Monday, November 5, 2012
Daily Times Editorial Nov 6, 2012
SAARC Speakers’ conference
In his address to the conference of the Association of SAARC Speakers and Parliaments in Islamabad the other day, President Asif Ali Zardari urged the regional countries to unite to fight the menace of terrorism and extremism. He underlined Pakistan’s suffering at the hands of the fanatics, enumerating the loss of 40,000 lives and Rs 80 billion in economic losses. The president said a collective approach was required to face the challenges confronting the region and to benefit from close cooperation in all fields. The parliaments of the region should play a leading role in solving complex issues by protecting political liberties, human freedoms and the rule of law, the president went on. Zardari said parliament in Pakistan had been empowered and a democratically elected government was nearing completion of its term (these may seem commonplace achievements in older and more established democracies, but given Pakistan’s chequered history, are counted amongst major achievements of the democratic order ushered in in 2008). Pakistan is poised, the president underlined, to achieve the first peaceful democratic transition through the ballot box. All this promises Pakistan is well on its way to realising democracy’s dividends, the president added. Interestingly, he argued that some people might feel parliament was still under assault from some quarters, but these were merely the teething problems of a genuine democratic transition. They represented the dying kicks of the old order, he underlined. The president’s address also dealt with the problems of drug trafficking and food security, the former providing a major source of finance for militancy, while the latter remained a serious challenge. SAARC enjoyed the advantage of cultural affinity amongst the people of the region, the president emphasised, but it must be said that these advantages have yet to be translated into a realisation of potential. People to people contact, interaction amongst parliamentarians and other such confidence building measures could certainly go a long way towards achieving the peace dividend in the region.

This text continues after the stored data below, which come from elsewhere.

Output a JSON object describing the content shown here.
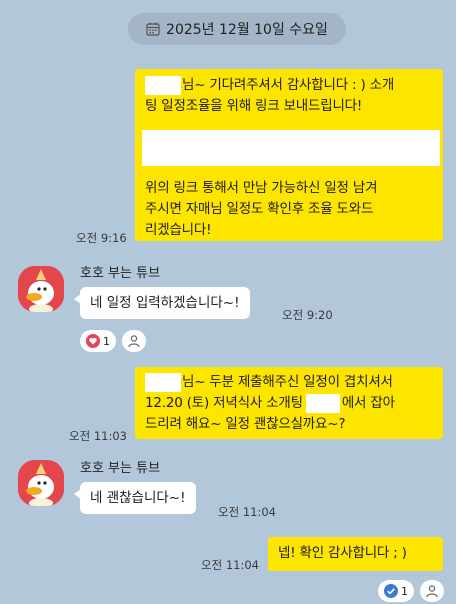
{
  "date_pill": {
    "icon": "calendar-icon",
    "label": "2025년 12월 10일 수요일"
  },
  "messages": [
    {
      "side": "right",
      "lines": [
        "님~ 기다려주셔서 감사합니다 : ) 소개",
        "팅 일정조율을 위해 링크 보내드립니다!",
        "위의 링크 통해서 만남 가능하신 일정 남겨",
        "주시면 자매님 일정도 확인후 조율 도와드",
        "리겠습니다!"
      ],
      "time": "오전 9:16"
    },
    {
      "side": "left",
      "sender": "호호 부는 튜브",
      "text": "네 일정 입력하겠습니다~!",
      "time": "오전 9:20",
      "reaction": {
        "icon": "heart-icon",
        "count": "1",
        "color": "#e8425a"
      }
    },
    {
      "side": "right",
      "lines": [
        "님~ 두분 제출해주신 일정이 겹치셔서",
        "12.20 (토) 저녁식사 소개팅",
        "에서 잡아",
        "드리려 해요~ 일정 괜찮으실까요~?"
      ],
      "time": "오전 11:03"
    },
    {
      "side": "left",
      "sender": "호호 부는 튜브",
      "text": "네 괜찮습니다~!",
      "time": "오전 11:04"
    },
    {
      "side": "right",
      "text": "넵! 확인 감사합니다 ; )",
      "time": "오전 11:04",
      "reaction": {
        "icon": "check-icon",
        "count": "1",
        "color": "#3a7bd5"
      }
    }
  ],
  "colors": {
    "background": "#b2c7da",
    "my_bubble": "#fee500",
    "their_bubble": "#ffffff"
  }
}
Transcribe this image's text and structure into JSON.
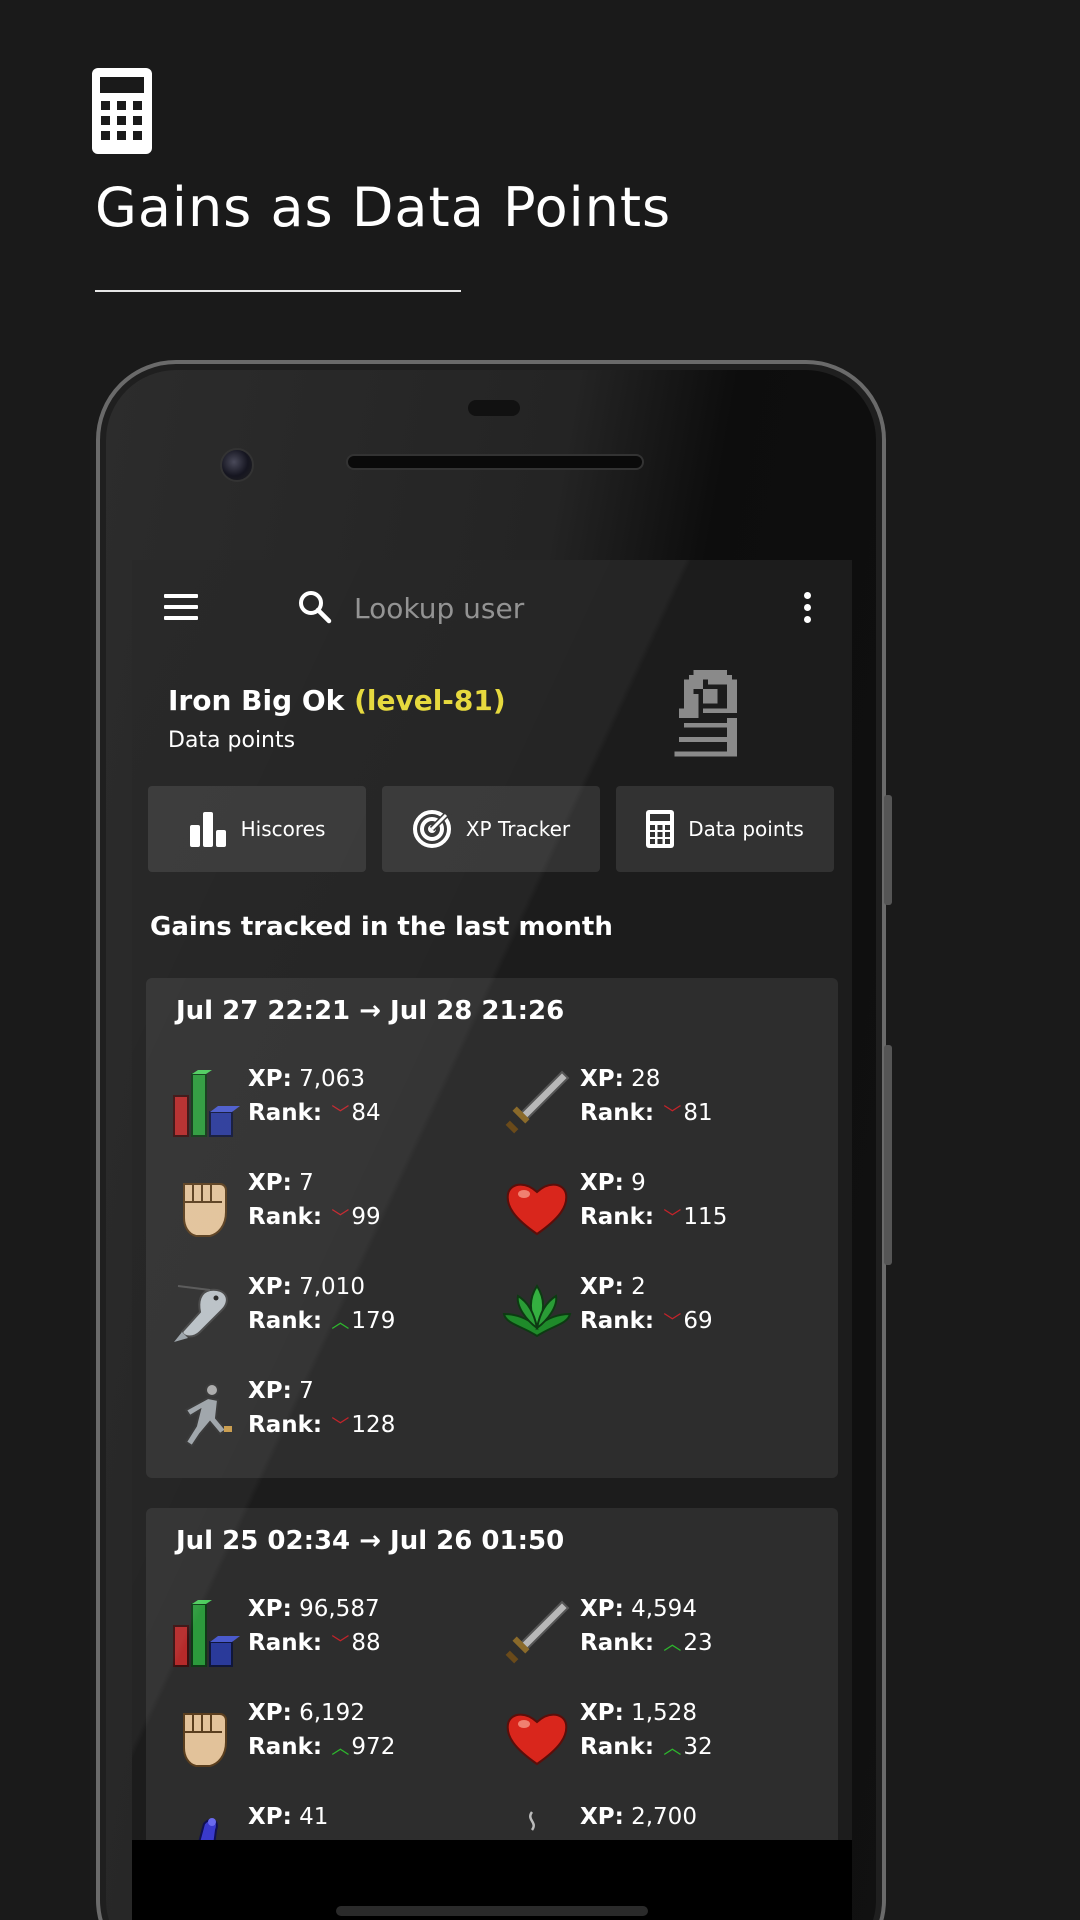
{
  "promo": {
    "title": "Gains as Data Points"
  },
  "search": {
    "placeholder": "Lookup user"
  },
  "profile": {
    "name": "Iron Big Ok",
    "level": "(level-81)",
    "subtitle": "Data points"
  },
  "nav": [
    {
      "label": "Hiscores",
      "icon": "bar-chart-icon"
    },
    {
      "label": "XP Tracker",
      "icon": "radar-icon"
    },
    {
      "label": "Data points",
      "icon": "calculator-icon"
    }
  ],
  "section_title": "Gains tracked in the last month",
  "labels": {
    "xp": "XP:",
    "rank": "Rank:"
  },
  "colors": {
    "level": "#e5d735",
    "rank_down": "#c4232a",
    "rank_up": "#2db72d",
    "card": "#2d2d2d",
    "button": "#323232"
  },
  "cards": [
    {
      "period": "Jul 27 22:21 → Jul 28 21:26",
      "stats": [
        {
          "skill_icon": "overall-icon",
          "xp": "7,063",
          "rank_dir": "down",
          "rank": "84"
        },
        {
          "skill_icon": "attack-icon",
          "xp": "28",
          "rank_dir": "down",
          "rank": "81"
        },
        {
          "skill_icon": "strength-icon",
          "xp": "7",
          "rank_dir": "down",
          "rank": "99"
        },
        {
          "skill_icon": "hitpoints-icon",
          "xp": "9",
          "rank_dir": "down",
          "rank": "115"
        },
        {
          "skill_icon": "fishing-icon",
          "xp": "7,010",
          "rank_dir": "up",
          "rank": "179"
        },
        {
          "skill_icon": "herblore-icon",
          "xp": "2",
          "rank_dir": "down",
          "rank": "69"
        },
        {
          "skill_icon": "agility-icon",
          "xp": "7",
          "rank_dir": "down",
          "rank": "128"
        }
      ]
    },
    {
      "period": "Jul 25 02:34 → Jul 26 01:50",
      "stats": [
        {
          "skill_icon": "overall-icon",
          "xp": "96,587",
          "rank_dir": "down",
          "rank": "88"
        },
        {
          "skill_icon": "attack-icon",
          "xp": "4,594",
          "rank_dir": "up",
          "rank": "23"
        },
        {
          "skill_icon": "strength-icon",
          "xp": "6,192",
          "rank_dir": "up",
          "rank": "972"
        },
        {
          "skill_icon": "hitpoints-icon",
          "xp": "1,528",
          "rank_dir": "up",
          "rank": "32"
        },
        {
          "skill_icon": "magic-icon",
          "xp": "41",
          "rank_dir": "",
          "rank": ""
        },
        {
          "skill_icon": "cooking-icon",
          "xp": "2,700",
          "rank_dir": "",
          "rank": ""
        }
      ]
    }
  ]
}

It may be useful to recall that in the last decades of the last century as well as the first two decades of the 21st, the well known pattern of the growth of drugs trafficking in regions torn by wars has retained its virulence. In the Indo-China wars of the 1960s and 70s, for example, the area began to be characterized as the ‘Golden Triangle’ (of the drugs trade). Today, the ‘Triangle’ in South East Asia has been transformed into the ‘Golden Arc’ of the Af-Pak region. Interestingly, the president characterized heroin as a weapon of war developed by the ‘international community’ (read west) against the rival ideology (read communism), which still remained to be dismantled long after it has passed out of the hands of covert efforts to fund irregular combatants fighting the ‘enemy’ and transformed, along with kidnapping for ransom, into the main source of terrorist financing. For all our foaming at the mouth against the terrorists, not enough attention has been paid to starving the terrorists financially by interdicting drugs, stopping money laundering, and tackling the menace of kidnapping for ransom. This is doubly crucial now that the past sources of funding from certain Gulf Arab countries has dwindled to a trickle after the ‘sponsors’ of jihad themselves found they were increasingly becoming targets of those sections of yesterday's proxies that had slipped the leash.
What unites, actually or potentially, the region of South Asia are the common challenges of terrorism, poverty, underdevelopment and finding SAARC’s place in the sun in the world community. Taking a leaf from the book of successful regional blocs such as the EU and ASEAN, it is obvious that the gateway to ‘heaven’ lies in economic cooperation and trade. If SAARC can move towards this goal, and recent moves bettering India-Pakistan relations offer the best hope for a long time, it can improve the lives of all its peoples while becoming a formidable trading bloc with the rest of the world. When the advantages are so obvious, all that is needed is the political will to implement these ideas.